‘Klachten eerder gesignaleerd’
Op 1 juni startte op de verpleegafdelingen B14 en A 22 een proef met decentrale klachtenopvang. Klachten worden sindsdien zoveel mogelijk op de afdeling zelf afgehandeld. ‘We signaleren klachten nu in een veel eerder stadium.’

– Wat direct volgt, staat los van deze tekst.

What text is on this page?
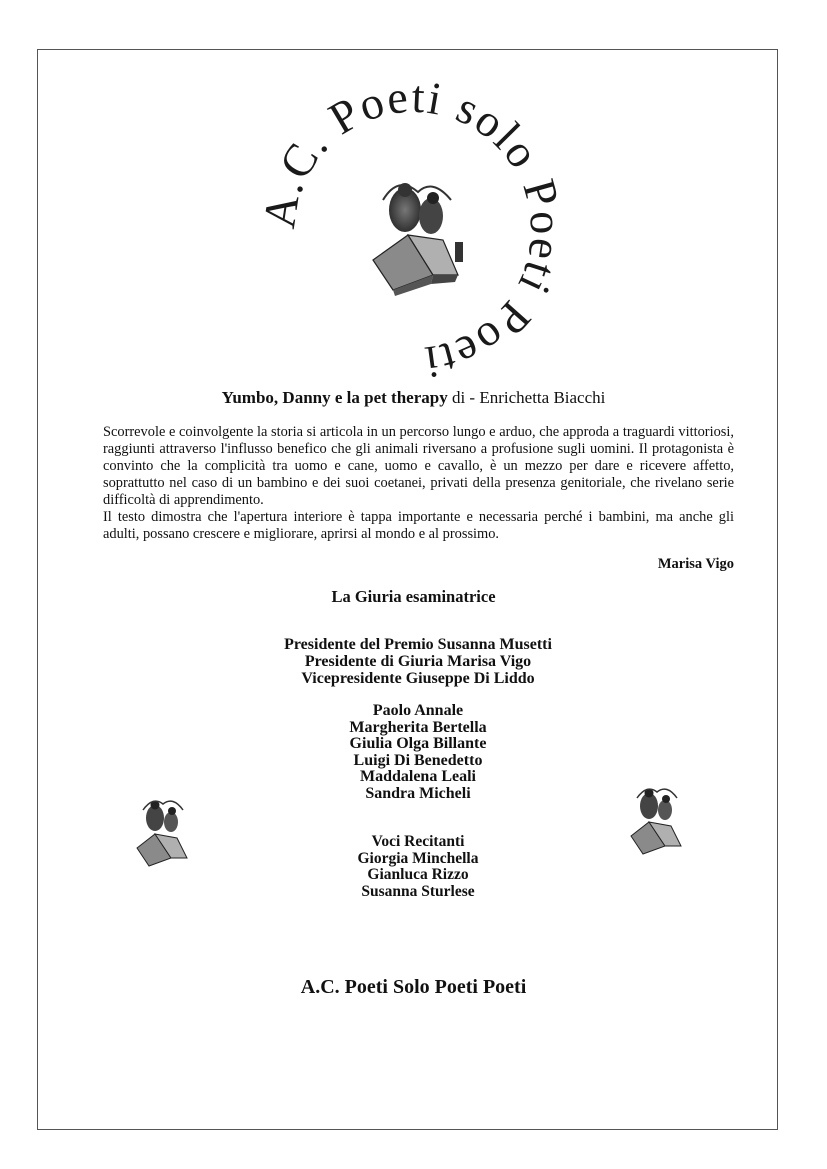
.C. Poeti solo ti Poeti
Yumbo, Danny e la pet therapy di - Enrichetta Biacchi

Scorrevole e coinvolgente la storia si articola in un percorso lungo e arduo, che approda a traguardi vittoriosi, raggiunti attraverso l'influsso benefico che gli animali riversano a profusione sugli uomini. Il protagonista è convinto che la complicità tra uomo e cane, uomo e cavallo, è un mezzo per dare e ricevere affetto, soprattutto nel caso di un bambino e dei suoi coetanei, privati della presenza genitoriale, che rivelano serie difficoltà di apprendimento.

Il testo dimostra che l'apertura interiore è tappa importante e necessaria perché i bambini, ma anche gli adulti, possano crescere e migliorare, aprirsi al mondo e al prossimo.

Marisa Vigo
La Giuria esaminatrice
Presidente del Premio Susanna Musetti
Presidente di Giuria Marisa Vigo
Vicepresidente Giuseppe Di Liddo
Paolo Annale
Margherita Bertella
Giulia Olga Billante
Luigi Di Benedetto
Maddalena Leali
Sandra Micheli
Voci Recitanti
Giorgia Minchella
Gianluca Rizzo
Susanna Sturlese
A.C. Poeti Solo Poeti Poeti
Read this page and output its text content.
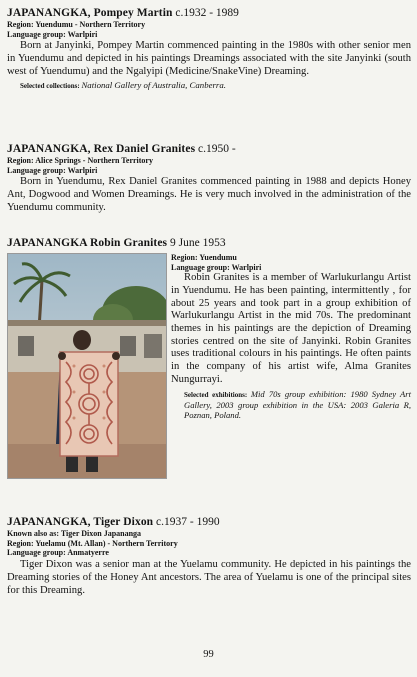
JAPANANGKA, Pompey Martin c.1932 - 1989
Region: Yuendumu - Northern Territory
Language group: Warlpiri
Born at Janyinki, Pompey Martin commenced painting in the 1980s with other senior men in Yuendumu and depicted in his paintings Dreamings associated with the site Janyinki (south west of Yuendumu) and the Ngalyipi (Medicine/SnakeVine) Dreaming.
Selected collections: National Gallery of Australia, Canberra.
JAPANANGKA, Rex Daniel Granites c.1950 -
Region: Alice Springs - Northern Territory
Language group: Warlpiri
Born in Yuendumu, Rex Daniel Granites commenced painting in 1988 and depicts Honey Ant, Dogwood and Women Dreamings. He is very much involved in the administration of the Yuendumu community.
JAPANANGKA Robin Granites 9 June 1953
Region: Yuendumu
Language group: Warlpiri
Robin Granites is a member of Warlukurlangu Artist in Yuendumu. He has been painting, intermittently , for about 25 years and took part in a group exhibition of Warlukurlangu Artist in the mid 70s. The predominant themes in his paintings are the depiction of Dreaming stories centred on the site of Janyinki. Robin Granites uses traditional colours in his paintings. He often paints in the company of his artist wife, Alma Granites Nungurrayi.
Selected exhibitions: Mid 70s group exhibition: 1980 Sydney Art Gallery, 2003 group exhibition in the USA: 2003 Galeria R, Poznan, Poland.
JAPANANGKA, Tiger Dixon c.1937 - 1990
Known also as: Tiger Dixon Japananga
Region: Yuelamu (Mt. Allan) - Northern Territory
Language group: Anmatyerre
Tiger Dixon was a senior man at the Yuelamu community. He depicted in his paintings the Dreaming stories of the Honey Ant ancestors. The area of Yuelamu is one of the principal sites for this Dreaming.
99
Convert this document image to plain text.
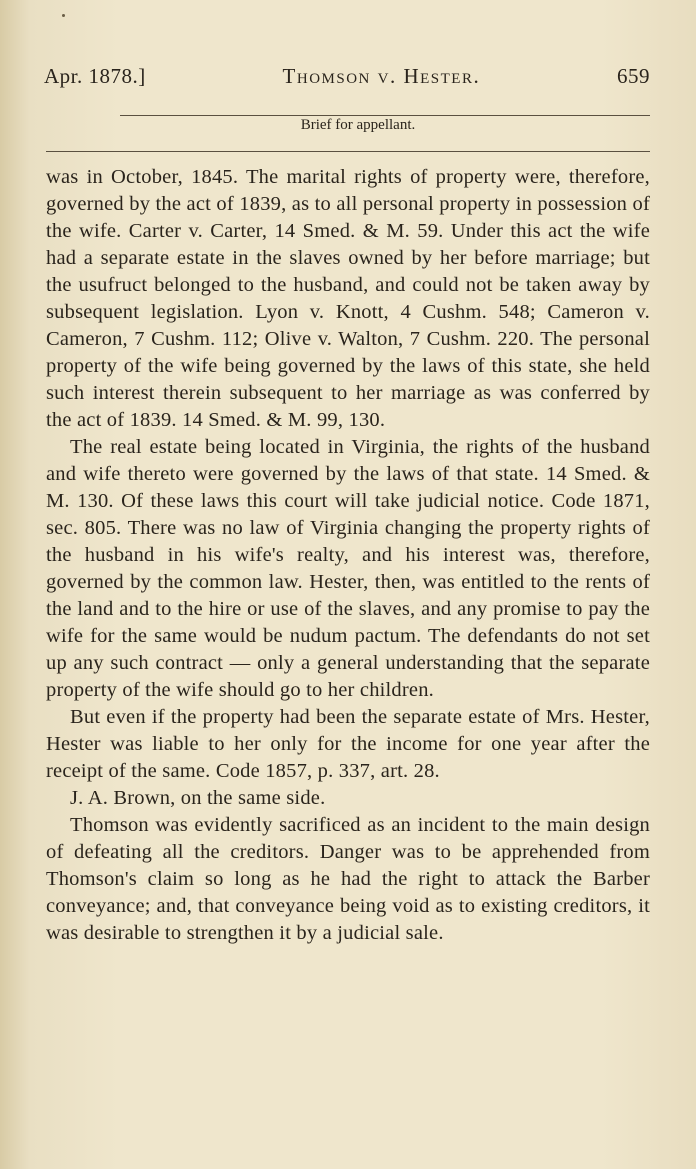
Apr. 1878.]	Thomson v. Hester.	659
Brief for appellant.

was in October, 1845. The marital rights of property were, therefore, governed by the act of 1839, as to all personal property in possession of the wife. Carter v. Carter, 14 Smed. & M. 59. Under this act the wife had a separate estate in the slaves owned by her before marriage; but the usufruct belonged to the husband, and could not be taken away by subsequent legislation. Lyon v. Knott, 4 Cushm. 548; Cameron v. Cameron, 7 Cushm. 112; Olive v. Walton, 7 Cushm. 220. The personal property of the wife being governed by the laws of this state, she held such interest therein subsequent to her marriage as was conferred by the act of 1839. 14 Smed. & M. 99, 130.

The real estate being located in Virginia, the rights of the husband and wife thereto were governed by the laws of that state. 14 Smed. & M. 130. Of these laws this court will take judicial notice. Code 1871, sec. 805. There was no law of Virginia changing the property rights of the husband in his wife's realty, and his interest was, therefore, governed by the common law. Hester, then, was entitled to the rents of the land and to the hire or use of the slaves, and any promise to pay the wife for the same would be nudum pactum. The defendants do not set up any such contract — only a general understanding that the separate property of the wife should go to her children.

But even if the property had been the separate estate of Mrs. Hester, Hester was liable to her only for the income for one year after the receipt of the same. Code 1857, p. 337, art. 28.

J. A. Brown, on the same side.

Thomson was evidently sacrificed as an incident to the main design of defeating all the creditors. Danger was to be apprehended from Thomson's claim so long as he had the right to attack the Barber conveyance; and, that conveyance being void as to existing creditors, it was desirable to strengthen it by a judicial sale.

Tot voor kort werden klachten van patiënten altijd op centraal niveau behandeld door klachtenfunctionaris Anne-Marie van Kessel. Sinds ruim zeven maanden proberen de medewerkers van A22 en B14 ze echter direct bij de bron te tackelen. Ook de poli Orthopedie is onder leiding van Christine Lauf druk bezig de decentrale klachtenopvang vorm te geven. Anne-Marie: ‘Veel klachten hebben te maken met de wijze waarop zaken op een afdeling zijn georganiseerd of met de houding van medewerkers. Het is daarom efficiënter en klantvriendelijker om ze direct ter plekke aan te pakken.’
Methodische aanpak
Om de decentrale klachtenbehandeling op de afdelingen te introduceren, werd een speciale projectgroep opgericht. Die bestond Annelies Zegers (zorginnovator A22), Jacqueline Lagé (teamleider B14-B), Anne-Marie en Corinne Ardts (Kwaliteitszorg). De projectgroep besloot scholingsbijeenkomsten te organiseren voor alle verpleegkundigen, helpenden, secretaresses en voedings- en afdelingsassistenten. Tijdens die bijeenkomsten leerden zij werken met KLACHT: een methode om klachten
gestructureerd en methodisch te benaderen.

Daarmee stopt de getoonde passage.